Nell’Italia repubblicana, nonostante la presenza dei partiti, le forme della rappresentanza e della partecipazione elettorale non si svincolarono da una pur aggiornata logica di natura prevalentemente notabilare e clientelare. In sostanza, nell’espressione del voto, più che la razionale scelta di candidati ritenuti idonei a rappresentare gli interessi generali nelle sedi istituzionali, in assenza di uno Stato capace di affermare la propria autorità, prevalsero rapporti dettati dagli interessi particolari di individui influenti o gruppi organizzati; con la differenza, rispetto agli anni dell’Italia liberale e prefascista, che in presenza di partiti stabili, incuneati nelle pubbliche amministrazioni e radicati nel territorio, furono essi ad assumere il ruolo di nuovi “mediatori” del potere.

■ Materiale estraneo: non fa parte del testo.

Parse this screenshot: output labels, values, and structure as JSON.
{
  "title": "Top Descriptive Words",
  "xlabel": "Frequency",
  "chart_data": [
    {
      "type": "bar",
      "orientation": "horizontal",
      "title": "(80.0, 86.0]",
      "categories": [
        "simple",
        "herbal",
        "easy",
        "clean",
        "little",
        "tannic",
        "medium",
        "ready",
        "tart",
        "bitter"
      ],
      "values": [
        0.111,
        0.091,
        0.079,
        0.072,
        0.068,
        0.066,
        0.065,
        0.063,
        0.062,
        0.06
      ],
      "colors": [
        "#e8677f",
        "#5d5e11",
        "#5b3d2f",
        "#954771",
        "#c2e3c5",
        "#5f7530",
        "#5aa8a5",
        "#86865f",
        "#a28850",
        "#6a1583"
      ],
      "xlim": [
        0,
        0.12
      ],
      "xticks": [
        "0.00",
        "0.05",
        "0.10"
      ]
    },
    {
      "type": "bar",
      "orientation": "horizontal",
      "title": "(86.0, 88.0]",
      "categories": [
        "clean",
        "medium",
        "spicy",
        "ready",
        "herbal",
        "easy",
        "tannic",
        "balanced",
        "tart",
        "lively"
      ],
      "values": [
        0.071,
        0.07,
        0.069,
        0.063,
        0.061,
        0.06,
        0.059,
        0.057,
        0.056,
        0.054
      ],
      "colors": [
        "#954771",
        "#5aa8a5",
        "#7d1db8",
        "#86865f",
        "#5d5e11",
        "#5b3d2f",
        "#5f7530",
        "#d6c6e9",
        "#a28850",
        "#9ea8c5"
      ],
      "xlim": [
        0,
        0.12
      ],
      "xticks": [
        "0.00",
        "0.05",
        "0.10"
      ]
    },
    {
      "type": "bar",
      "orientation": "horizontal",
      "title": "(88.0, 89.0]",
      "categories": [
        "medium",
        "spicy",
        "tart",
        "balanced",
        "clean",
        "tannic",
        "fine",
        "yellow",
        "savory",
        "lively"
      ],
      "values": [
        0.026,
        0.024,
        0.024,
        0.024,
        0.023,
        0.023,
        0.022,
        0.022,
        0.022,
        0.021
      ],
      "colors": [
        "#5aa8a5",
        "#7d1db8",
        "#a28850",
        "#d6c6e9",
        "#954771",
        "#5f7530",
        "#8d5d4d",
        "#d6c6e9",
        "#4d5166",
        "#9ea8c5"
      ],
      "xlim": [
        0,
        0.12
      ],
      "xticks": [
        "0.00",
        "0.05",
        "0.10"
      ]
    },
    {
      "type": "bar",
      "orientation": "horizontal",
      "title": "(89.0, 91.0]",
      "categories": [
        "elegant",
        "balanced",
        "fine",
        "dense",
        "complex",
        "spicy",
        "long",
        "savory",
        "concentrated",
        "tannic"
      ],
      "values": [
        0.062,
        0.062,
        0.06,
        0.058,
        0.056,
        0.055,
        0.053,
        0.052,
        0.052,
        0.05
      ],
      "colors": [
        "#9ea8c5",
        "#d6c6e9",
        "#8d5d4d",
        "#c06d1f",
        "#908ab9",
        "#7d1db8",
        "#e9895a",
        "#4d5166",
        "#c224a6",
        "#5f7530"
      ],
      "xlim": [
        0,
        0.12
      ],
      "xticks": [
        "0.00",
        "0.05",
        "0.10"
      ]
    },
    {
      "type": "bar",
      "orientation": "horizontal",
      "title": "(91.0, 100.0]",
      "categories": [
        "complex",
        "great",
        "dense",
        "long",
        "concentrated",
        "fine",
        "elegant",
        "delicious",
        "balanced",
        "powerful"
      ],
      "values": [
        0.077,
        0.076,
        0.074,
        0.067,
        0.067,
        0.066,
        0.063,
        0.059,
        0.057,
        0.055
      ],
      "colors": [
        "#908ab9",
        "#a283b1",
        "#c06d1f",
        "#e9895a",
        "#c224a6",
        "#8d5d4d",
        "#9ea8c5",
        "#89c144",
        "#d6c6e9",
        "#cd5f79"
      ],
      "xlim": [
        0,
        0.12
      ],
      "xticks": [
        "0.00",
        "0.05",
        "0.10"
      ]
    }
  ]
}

Furono fattori peculiari anche nello sviluppo economico e nel modello di modernizzazione che si andò imponendo tra gli anni Cinquanta e Sessanta. Vi fu un massiccio intervento dello Stato, volto a sostenere con risorse pubbliche enti e attività produttive: quelle stesse risorse che alimentarono il terreno di coltura del nuovo clientelismo politico legato ai partiti e di un distorto sistema di rappresentanza degli interessi di gruppi e corporazioni sociali. Eppure, quelli furono anche gli anni nei quali lo spazio politico fu assai influenzato dalla mobilitazione sociale e dalla comunicazione di massa. Erano i grandi numeri il temine di misura: in una manifestazione pubblica, al botteghino dei cinema, in una competizione elettorale, in una festa di partito, negli indici di ascolto di un dibattito tra i leader politici alla televisione.